Attachment attachment = new Attachment();

attachment.setName(filePart.getOriginalFilename());

attachment.setMimeContentType(filePart.getContentType());

attachment.setContents(filePart.getBytes());

if((attachment.getName() != null &&

attachment.getName().length() > 0) ||

(attachment.getContents() != null &&

attachment.getContents().length > 0))

ticket.addAttachment(attachment);

}

this.ticketDatabase.put(ticket.getId(), ticket);

return new RedirectView("/ticket/view/" + ticket.getId(), true, false);

}

Creating a Custom Downloading View

The final thing you should note about the new Spring-enabled Customer Support application is the use of the custom com.wrox.site.DownloadView class in Listing 13-2 for downloading files from your Spring controllers. You can utilize this reusable view anywhere in the application to send a file attached to the response back to the client for downloading.
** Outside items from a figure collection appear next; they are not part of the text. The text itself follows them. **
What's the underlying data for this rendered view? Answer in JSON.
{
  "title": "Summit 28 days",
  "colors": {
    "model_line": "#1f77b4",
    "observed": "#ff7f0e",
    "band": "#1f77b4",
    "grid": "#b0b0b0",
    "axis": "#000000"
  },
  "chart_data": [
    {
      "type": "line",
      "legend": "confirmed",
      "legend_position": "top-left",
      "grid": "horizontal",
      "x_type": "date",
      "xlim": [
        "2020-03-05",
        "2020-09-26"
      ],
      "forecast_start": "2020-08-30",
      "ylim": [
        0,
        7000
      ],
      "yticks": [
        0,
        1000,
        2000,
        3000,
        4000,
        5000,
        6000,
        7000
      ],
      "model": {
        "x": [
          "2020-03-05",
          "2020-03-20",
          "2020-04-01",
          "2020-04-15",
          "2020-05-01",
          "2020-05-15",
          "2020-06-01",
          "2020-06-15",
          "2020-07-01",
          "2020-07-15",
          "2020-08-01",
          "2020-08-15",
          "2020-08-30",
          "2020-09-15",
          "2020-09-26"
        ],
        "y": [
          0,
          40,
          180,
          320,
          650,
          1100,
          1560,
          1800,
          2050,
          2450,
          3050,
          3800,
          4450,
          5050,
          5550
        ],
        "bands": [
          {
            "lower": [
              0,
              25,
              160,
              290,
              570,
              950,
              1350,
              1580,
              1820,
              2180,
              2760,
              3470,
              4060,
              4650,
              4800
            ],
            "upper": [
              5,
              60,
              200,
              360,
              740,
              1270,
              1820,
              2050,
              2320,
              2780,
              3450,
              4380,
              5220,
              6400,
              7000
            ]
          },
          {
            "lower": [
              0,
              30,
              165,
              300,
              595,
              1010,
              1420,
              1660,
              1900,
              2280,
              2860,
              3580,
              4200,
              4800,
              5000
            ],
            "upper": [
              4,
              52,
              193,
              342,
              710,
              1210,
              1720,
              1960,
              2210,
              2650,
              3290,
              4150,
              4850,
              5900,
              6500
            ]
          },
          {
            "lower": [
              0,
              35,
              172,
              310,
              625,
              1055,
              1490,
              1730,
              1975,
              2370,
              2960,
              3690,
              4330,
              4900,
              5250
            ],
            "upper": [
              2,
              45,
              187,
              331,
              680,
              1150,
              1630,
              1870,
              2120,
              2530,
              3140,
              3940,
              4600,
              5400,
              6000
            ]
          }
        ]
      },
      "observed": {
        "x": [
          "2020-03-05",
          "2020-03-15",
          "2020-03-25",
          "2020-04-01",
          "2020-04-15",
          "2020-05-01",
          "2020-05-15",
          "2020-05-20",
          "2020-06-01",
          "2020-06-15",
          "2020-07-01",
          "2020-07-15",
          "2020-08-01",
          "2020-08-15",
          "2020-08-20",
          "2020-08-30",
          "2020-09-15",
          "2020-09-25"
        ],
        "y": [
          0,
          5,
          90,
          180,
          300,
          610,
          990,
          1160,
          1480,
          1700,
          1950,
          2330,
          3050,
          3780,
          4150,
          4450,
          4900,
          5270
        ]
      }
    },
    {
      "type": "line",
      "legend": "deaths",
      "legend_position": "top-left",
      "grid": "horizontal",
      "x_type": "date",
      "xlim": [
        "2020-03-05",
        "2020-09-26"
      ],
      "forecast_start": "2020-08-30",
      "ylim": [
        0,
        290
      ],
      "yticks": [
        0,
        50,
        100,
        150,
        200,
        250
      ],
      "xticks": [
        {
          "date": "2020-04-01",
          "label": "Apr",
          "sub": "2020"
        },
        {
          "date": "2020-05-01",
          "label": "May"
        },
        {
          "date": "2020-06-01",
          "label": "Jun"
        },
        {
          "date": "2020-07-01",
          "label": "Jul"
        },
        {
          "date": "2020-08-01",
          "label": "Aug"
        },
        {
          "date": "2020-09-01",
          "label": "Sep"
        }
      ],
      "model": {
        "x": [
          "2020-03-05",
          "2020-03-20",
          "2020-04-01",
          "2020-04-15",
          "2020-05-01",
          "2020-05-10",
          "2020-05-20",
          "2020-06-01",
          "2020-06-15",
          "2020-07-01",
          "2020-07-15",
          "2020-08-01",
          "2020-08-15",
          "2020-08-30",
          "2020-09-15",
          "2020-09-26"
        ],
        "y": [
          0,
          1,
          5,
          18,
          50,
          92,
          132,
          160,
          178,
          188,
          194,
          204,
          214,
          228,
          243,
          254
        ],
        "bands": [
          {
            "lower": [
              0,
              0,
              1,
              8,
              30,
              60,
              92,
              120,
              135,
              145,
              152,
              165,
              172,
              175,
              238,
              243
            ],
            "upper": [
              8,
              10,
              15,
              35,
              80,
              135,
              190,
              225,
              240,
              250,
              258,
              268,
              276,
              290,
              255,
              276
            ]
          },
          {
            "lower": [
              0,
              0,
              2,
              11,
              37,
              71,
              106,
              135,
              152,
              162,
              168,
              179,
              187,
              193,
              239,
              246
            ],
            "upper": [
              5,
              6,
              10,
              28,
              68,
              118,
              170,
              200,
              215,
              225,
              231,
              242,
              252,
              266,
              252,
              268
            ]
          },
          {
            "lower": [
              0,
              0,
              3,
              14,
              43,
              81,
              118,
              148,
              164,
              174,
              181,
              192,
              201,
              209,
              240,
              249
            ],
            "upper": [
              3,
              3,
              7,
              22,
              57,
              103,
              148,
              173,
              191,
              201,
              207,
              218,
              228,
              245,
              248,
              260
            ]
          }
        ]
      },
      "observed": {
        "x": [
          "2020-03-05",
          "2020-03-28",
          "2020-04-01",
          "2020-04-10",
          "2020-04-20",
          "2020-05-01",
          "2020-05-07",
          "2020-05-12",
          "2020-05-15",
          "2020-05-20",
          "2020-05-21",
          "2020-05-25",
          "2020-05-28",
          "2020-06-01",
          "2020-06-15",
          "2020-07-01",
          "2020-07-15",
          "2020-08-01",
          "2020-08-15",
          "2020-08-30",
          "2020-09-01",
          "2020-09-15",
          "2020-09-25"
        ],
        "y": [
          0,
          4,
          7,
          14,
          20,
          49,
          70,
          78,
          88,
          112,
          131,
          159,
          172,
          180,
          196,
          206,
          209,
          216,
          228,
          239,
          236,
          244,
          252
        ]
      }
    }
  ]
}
LISTING 13-2: DownloadView.java

public class DownloadingView implements View

{

private final String filename;

private final String contentType;

private final byte[] contents;

public DownloadingView(String filename, String contentType, byte[] contents)

{

this.filename = filename;

this.contentType = contentType;

this.contents = contents;

}

@Override

public String getContentType()

{

return this.contentType;

}

@Override

public void render(Map<String, ?> model, HttpServletRequest request,

HttpServletResponse response) throws Exception

{

response.setHeader("Content-Disposition",

"attachment; filename=" + this.filename);

response.setContentType("application/octet-stream");

ServletOutputStream stream = response.getOutputStream();

stream.write(this.contents);

}

}

This downloading view is greatly simplified and has some hard-coded behavior in it. In the real world, it would likely have several settings for customization. It does the job, though, and one line of code in the TicketController sends the attachment to be downloaded in the client’s browser.

return new DownloadingView(attachment.getName(),

attachment.getMimeContentType(), attachment.getContents());

As usual, you can test the refactored Customer Support application by compiling the project, starting Tomcat from your IDE, and going to http://localhost:8080/support/ in your favorite browser. Test the usual features—listing tickets, creating tickets, chatting, and so on. To the user it should seem largely the same, but it is on its way to being a better-designed application.

SUMMARY

This chapter covered a host of information regarding Spring MVC controllers and request mapping methods. You learned about the infinite ways you can use @RequestMapping as well as many other annotations and types to create powerful controller methods that can handle and respond to any type of request. You experimented with Spring’s support for the Model-View-Controller pattern and designed form objects that Spring can automatically create from request parameters. Finally, you saw the refactored Customer Support application for the Multinational Widget Corporation, which now uses Spring Framework and controllers instead of Servlets with the action pattern. You then learned how to create your own Spring View for pushing file downloads to the client browser.

In the next chapter you explore how services and repositories can enrich your applications further; they help separate the different types of program logic into independent layers that can be abstracted away and mocked for independent testing.